Before I went off to college, adults would always tell me: "Never leave your drink unattended!"
We've all heard the horror stories about girls getting drugged when they're at a party; if you haven't watched an episode of '60-Minutes' about it, you've probably heard a frightening story about a friend of a friend who was unfortunate enough to experience it firsthand.
It's not until I got to college and started going to parties myself that I recognized the scope of just how dangerous and common these incidences are. I know girls who have been taken advantage of because someone slipped something into their drink.
Even if you can't relate to a story firsthand, just hearing about their experience is frightening; they can't remember certain parts of their night—where their awareness went black—but they know something terrible happened. This inkling is so scary because you know that something bad happened to you, but you have no idea just what it is.
Drink spiking can usually lead to someone being taken advantage of sexually. So many incidences of sexual assault and rape have occurred when the victim was drugged by another person, or became unconscious due to another person pressuring or force-feeding them alcohol and other substances.
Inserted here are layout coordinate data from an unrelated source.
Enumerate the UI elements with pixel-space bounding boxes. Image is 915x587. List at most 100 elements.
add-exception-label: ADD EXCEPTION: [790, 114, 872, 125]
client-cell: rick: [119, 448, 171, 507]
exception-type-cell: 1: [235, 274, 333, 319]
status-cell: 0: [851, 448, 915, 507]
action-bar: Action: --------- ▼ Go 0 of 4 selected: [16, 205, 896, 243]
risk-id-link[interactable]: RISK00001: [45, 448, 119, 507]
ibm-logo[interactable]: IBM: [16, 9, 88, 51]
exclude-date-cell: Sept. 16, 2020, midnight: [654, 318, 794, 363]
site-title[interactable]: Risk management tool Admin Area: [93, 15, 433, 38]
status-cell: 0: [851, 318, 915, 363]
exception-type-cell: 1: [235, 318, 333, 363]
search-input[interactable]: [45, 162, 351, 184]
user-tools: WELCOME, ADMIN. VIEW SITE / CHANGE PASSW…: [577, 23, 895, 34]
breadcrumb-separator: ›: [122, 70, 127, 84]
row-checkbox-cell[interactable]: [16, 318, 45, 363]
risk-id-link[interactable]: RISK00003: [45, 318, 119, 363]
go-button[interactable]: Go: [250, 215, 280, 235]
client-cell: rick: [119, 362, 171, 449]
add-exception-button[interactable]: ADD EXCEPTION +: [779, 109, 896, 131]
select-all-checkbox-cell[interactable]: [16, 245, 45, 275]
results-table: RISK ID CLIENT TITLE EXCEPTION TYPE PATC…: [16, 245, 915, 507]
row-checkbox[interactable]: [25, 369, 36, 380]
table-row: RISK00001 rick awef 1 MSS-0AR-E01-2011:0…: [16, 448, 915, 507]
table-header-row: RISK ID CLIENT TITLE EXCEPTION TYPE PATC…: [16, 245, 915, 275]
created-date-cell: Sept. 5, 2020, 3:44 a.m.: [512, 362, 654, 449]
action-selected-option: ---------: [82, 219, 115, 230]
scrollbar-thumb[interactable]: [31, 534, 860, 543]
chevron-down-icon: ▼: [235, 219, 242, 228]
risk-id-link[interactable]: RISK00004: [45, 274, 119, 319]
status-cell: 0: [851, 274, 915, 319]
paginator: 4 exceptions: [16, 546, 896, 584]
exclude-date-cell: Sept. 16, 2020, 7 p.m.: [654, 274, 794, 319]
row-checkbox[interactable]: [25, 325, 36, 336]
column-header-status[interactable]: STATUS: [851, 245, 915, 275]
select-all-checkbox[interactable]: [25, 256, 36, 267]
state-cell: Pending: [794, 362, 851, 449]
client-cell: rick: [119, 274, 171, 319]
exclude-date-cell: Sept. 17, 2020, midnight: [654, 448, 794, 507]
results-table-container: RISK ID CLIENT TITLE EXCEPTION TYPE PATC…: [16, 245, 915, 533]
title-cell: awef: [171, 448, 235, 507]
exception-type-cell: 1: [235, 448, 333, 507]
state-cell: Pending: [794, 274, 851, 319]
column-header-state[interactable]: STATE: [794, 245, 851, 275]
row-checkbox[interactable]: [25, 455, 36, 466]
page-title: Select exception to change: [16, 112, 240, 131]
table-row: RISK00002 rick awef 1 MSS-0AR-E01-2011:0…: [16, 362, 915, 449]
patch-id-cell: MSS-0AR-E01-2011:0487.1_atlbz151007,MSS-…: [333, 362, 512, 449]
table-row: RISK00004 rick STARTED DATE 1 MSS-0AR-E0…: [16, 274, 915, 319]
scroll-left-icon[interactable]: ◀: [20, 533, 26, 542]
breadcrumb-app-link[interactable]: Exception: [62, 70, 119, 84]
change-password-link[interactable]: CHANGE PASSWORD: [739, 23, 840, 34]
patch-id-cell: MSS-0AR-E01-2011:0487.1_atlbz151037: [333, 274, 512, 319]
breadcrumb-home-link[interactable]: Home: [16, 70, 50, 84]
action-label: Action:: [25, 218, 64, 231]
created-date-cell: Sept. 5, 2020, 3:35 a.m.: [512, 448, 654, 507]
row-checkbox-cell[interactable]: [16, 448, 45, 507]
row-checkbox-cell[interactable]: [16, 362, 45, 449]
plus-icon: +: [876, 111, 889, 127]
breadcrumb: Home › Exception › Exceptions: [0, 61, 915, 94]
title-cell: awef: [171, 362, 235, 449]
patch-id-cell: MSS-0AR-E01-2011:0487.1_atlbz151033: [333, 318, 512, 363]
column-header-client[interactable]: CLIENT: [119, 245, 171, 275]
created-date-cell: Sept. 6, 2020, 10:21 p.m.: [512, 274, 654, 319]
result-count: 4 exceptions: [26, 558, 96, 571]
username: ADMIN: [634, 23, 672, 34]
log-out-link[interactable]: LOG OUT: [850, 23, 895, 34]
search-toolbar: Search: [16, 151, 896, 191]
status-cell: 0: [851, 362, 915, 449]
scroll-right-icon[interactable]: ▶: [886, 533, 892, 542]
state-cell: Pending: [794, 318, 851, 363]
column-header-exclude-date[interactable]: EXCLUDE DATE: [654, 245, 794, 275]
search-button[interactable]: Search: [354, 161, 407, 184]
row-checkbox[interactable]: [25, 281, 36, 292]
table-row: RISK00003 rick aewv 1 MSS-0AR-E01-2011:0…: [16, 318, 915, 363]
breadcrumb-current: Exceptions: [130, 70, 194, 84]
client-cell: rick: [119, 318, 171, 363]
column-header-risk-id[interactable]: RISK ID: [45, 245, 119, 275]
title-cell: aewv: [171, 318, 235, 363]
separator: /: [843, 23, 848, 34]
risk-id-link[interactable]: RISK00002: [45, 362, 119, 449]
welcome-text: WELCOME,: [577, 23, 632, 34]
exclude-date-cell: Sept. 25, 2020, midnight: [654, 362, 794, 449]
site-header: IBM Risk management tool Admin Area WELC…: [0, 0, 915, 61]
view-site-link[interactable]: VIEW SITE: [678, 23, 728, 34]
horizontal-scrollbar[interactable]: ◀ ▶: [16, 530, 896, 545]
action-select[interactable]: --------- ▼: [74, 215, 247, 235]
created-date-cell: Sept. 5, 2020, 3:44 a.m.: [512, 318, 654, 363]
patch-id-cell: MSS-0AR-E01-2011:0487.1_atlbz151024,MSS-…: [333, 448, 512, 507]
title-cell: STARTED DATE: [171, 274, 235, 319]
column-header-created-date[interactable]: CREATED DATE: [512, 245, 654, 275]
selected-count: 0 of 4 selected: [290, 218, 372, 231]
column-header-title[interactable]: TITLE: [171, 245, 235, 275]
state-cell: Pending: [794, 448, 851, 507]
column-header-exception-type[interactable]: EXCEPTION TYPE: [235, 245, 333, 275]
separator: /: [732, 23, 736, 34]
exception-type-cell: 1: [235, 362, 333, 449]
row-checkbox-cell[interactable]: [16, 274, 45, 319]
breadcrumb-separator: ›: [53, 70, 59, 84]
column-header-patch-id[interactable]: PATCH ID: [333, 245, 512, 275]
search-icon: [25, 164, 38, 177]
You can get drugged even if you aren't drinking alcohol; it's not like the drug is only going to work when it's mixed with alcohol—a plain, old water or soda will do just fine. So, even if you're staying sober to be the designated driver for the night, you're still at risk. The fact that a sober, responsible person trying to look after their friends may get drugged is appalling; it's as if nobody's safe.
I've even heard of people slipping drugs into ice cubes so that when the ice melts, it releases the drug into the drink. This makes it every harder for people to feel safe at parties because looking after their drink isn't enough—they have to be suspicious of where the ice is from.
And who are we supposed to trust? It's nice to believe that the people we're close to wouldn't have the heart to do something so awful to us. Yet, unfortunately, it's very possible for friends or even significant others to stoop to dark levels and violate the people they're close to. It's sad to think that the ones we usually trust can sometimes not be trusted.
We should be able to go out and not have to constantly worry about the possibility of being drugged. It's sad that we can't just enjoy going out without being wary. When you think about all the possible things that people can worry about, fearing for your safety because of someone drugging you just seems unnecessary—we shouldn't have to worry about this issue.
If you suspect that you were drugged and/or taken advantage of, it's important to tell someone. Share this information with someone you can trust and who will be able to help you. If someone close to you approaches you to tell you they think they were drugged and/or taken advantage of, listen and be there for them. Those who have been through scary experiences are not alone; there are always people who are out there to help.
The National Sexual Assault Hotline is open 24/7, and can be reached at 1-800-656-4673. RAINN also offers a live chatting service from trained professionals to assist and support anyone who needs support or help.